Nel primo caso si tratta di
attuare tutti quei provvedimenti atti ad evitare l’insorgere di un incendio,
mentre nel secondo si tratta di predisporre i mezzi per ridurre le conseguenze
di un incidente verificatosi nonostante le prevenzioni adottate.
Valutazione dell’impianto
elettrico generale, della presenza ed idoneità della messa a terra
dell’impianto, della presenza di un dispositivo di sgancio tensione generale.

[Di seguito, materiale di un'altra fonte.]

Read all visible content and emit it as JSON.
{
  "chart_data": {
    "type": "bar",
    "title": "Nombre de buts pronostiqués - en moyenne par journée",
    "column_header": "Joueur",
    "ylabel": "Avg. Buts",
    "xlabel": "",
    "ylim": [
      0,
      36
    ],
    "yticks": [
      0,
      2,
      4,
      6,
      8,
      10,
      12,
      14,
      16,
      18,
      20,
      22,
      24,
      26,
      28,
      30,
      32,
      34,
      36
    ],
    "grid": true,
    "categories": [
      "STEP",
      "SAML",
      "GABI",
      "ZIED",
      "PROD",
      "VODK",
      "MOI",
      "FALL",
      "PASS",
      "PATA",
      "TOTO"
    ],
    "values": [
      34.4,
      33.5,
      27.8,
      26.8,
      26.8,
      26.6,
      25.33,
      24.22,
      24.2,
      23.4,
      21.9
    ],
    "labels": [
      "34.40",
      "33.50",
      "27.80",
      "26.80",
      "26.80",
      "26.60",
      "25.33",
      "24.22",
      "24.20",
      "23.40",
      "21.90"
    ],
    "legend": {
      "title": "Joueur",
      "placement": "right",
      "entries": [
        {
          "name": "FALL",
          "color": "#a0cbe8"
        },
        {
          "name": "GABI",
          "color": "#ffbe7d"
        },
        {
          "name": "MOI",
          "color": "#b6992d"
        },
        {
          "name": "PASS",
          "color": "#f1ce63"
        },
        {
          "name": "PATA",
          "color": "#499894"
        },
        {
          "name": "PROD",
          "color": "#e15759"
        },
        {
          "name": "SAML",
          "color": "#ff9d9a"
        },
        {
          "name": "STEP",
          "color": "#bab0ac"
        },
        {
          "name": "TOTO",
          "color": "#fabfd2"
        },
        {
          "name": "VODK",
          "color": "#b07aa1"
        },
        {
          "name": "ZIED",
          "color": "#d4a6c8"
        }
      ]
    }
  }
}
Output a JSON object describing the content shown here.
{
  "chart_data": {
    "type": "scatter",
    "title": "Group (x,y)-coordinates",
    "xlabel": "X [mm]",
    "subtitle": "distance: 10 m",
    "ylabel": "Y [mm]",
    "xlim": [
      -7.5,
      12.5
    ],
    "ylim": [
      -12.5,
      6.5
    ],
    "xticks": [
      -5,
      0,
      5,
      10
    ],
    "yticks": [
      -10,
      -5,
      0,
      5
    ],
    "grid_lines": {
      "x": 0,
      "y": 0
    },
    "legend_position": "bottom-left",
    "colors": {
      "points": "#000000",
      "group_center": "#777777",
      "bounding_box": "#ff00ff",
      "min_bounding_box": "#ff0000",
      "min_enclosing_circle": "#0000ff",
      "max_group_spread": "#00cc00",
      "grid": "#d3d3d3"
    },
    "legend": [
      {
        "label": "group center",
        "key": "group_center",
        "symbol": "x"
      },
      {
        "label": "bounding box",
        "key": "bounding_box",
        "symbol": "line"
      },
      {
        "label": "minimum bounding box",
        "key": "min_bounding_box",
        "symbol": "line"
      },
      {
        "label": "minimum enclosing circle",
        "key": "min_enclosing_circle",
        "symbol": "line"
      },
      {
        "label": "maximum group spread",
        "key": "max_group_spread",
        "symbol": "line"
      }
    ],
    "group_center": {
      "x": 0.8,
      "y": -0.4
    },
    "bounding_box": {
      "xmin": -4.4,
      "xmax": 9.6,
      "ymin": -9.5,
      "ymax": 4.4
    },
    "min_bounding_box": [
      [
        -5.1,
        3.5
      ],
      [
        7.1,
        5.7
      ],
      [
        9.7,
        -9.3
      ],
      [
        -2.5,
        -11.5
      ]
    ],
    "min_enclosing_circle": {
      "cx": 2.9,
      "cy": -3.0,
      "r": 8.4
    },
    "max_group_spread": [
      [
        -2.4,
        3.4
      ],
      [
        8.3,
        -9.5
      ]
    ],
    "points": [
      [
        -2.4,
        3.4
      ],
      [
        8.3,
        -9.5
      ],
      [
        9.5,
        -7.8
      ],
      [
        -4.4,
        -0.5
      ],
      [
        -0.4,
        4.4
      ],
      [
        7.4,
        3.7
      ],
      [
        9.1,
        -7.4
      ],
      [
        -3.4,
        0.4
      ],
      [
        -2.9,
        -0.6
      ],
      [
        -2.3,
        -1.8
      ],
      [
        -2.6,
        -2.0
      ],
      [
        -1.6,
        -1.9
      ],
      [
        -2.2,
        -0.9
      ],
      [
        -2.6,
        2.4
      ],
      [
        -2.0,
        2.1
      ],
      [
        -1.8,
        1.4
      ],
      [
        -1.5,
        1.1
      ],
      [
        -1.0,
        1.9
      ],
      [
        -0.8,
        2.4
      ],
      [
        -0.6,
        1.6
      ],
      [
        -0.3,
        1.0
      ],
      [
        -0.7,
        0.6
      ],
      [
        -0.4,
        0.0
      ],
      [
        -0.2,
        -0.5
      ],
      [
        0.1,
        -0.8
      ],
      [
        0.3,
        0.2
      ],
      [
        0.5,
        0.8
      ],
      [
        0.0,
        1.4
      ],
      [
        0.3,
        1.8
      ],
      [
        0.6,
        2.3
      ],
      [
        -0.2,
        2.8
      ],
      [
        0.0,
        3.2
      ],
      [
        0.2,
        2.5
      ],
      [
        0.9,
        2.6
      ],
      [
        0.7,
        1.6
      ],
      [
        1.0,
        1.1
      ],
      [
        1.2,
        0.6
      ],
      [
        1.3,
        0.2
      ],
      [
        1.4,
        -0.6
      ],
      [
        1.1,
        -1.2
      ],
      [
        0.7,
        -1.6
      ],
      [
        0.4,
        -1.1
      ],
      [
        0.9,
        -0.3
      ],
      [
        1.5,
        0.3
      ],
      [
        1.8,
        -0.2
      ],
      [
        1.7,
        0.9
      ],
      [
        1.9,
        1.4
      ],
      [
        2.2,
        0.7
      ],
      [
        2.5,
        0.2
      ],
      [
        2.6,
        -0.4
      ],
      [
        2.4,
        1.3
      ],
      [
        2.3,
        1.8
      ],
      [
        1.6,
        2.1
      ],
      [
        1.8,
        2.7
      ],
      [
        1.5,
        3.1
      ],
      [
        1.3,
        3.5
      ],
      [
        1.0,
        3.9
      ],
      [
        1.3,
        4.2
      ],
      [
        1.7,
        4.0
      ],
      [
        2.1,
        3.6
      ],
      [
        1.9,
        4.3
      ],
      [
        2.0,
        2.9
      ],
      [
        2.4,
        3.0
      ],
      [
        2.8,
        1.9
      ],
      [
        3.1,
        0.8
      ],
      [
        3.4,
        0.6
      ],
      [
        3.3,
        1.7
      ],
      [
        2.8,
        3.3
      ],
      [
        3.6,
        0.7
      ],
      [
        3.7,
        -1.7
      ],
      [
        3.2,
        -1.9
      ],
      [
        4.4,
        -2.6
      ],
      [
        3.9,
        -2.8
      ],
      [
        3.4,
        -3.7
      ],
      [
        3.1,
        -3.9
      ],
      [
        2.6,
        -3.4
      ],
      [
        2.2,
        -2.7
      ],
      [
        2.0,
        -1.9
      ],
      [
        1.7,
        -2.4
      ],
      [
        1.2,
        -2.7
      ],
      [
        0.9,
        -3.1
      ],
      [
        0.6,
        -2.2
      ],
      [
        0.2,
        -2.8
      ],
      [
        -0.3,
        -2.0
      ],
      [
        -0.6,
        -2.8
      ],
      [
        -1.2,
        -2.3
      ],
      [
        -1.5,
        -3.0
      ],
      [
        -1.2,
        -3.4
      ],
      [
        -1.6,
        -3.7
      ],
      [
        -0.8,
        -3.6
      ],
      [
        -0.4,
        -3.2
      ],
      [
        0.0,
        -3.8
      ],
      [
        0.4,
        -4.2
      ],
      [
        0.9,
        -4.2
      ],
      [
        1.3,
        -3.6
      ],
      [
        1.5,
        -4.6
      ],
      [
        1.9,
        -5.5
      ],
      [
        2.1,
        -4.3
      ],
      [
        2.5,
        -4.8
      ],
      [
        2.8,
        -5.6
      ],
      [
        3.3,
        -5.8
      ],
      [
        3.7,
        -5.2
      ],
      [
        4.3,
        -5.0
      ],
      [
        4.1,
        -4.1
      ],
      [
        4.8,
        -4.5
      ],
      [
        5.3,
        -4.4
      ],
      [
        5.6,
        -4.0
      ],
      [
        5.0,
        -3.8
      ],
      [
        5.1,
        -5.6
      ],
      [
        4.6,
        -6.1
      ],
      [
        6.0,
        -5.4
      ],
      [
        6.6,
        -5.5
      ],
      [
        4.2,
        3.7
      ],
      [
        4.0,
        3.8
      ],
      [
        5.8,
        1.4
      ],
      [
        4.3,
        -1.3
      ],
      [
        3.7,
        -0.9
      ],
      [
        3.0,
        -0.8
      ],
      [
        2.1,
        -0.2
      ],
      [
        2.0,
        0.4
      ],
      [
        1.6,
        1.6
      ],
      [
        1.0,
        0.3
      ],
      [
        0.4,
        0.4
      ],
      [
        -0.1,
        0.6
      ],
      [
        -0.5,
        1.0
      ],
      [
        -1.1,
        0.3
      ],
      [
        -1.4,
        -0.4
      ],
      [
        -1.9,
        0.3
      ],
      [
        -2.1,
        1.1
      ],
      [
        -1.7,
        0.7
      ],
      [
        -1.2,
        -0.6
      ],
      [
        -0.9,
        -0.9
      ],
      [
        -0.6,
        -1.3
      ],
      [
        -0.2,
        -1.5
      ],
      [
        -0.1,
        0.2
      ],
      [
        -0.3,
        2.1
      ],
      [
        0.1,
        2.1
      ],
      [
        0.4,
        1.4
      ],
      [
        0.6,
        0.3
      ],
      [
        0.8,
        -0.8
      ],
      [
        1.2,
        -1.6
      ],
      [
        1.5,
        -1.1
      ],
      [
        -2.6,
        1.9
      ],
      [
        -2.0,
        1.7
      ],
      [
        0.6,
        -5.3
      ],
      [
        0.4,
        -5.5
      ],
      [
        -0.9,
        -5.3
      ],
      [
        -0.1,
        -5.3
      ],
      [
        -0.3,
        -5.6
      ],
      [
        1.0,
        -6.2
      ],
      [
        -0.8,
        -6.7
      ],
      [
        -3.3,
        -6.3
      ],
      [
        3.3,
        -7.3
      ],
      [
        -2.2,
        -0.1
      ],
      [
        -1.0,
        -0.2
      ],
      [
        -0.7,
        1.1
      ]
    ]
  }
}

Corretta manutenzione dell’impianto. Valutare se le strutture di lavorazione e
di deposito necessitino di impianti di protezione contro i fulmini oppure
risultino autoprotette. Occorre che siano presenti i dispositivi di protezione
contro le scariche elettrostatiche con collegamenti equipotenziali e messa a
terra degli organi sui quali possano accumularsi
E’ consigliato inoltre
utilizzare impianti di rilevazione automatica dell’innesco in grado di
segnalare l’avvio dell’incendio; è possibile avere oltre alla segnalazione
anche l’azionamento dell’impianto di estinzione. Le vie di fuga devono essere
ben segnalate, le uscite di sicurezza devono essere realmente apribili verso
l’esterno, l’impianto di illuminazione di emergenza deve essere dotato di
alimentazione autonoma ed autoazionantesi, gli impianti di estinzione portatili
e fissi, con idoneo agente estinguente siano disponibili nella necessaria
quantità, sia all’interno che all’esterno dello stabilimento.
Capitolo 6
-“Appalto a ditta esterna”
In questa fase non vi sono
appalti a ditte esterne.
Capitolo 7
-“Riferimenti legislativi”
Art. 176-177 DPR 547/55
DPR 459/96 Allegato I
Art.383-384
DPR 547/55
D.Lgs. 626/94-
Titolo IV, Allegati IV e V
D.Lgs. 626/94- TitoloV, Art.47, Art 48 e Art.49
Titolo VII DPR
547/55
Art. 69 L.46/1990
Norma CEI 64-8
Norma CEI 20-13
Art.34-36-37 DPR 547/55
D.
Interministeriale 16.02.1982
Art.13 D.
Lgs.626/94
Norma CEI 81-1
fasc. 1439 Appendice D
Art. 2-3 D.
Interministeriale 10.03.1998 (G.U.n°81 del 7.4.1998).
Art. 11 DPR 303/56
Art. 11-377 379 DPR 547/55
Capitolo 8
-“Il rischio esterno”
Questo fattore
di rischio non influenza l’ambiente esterno.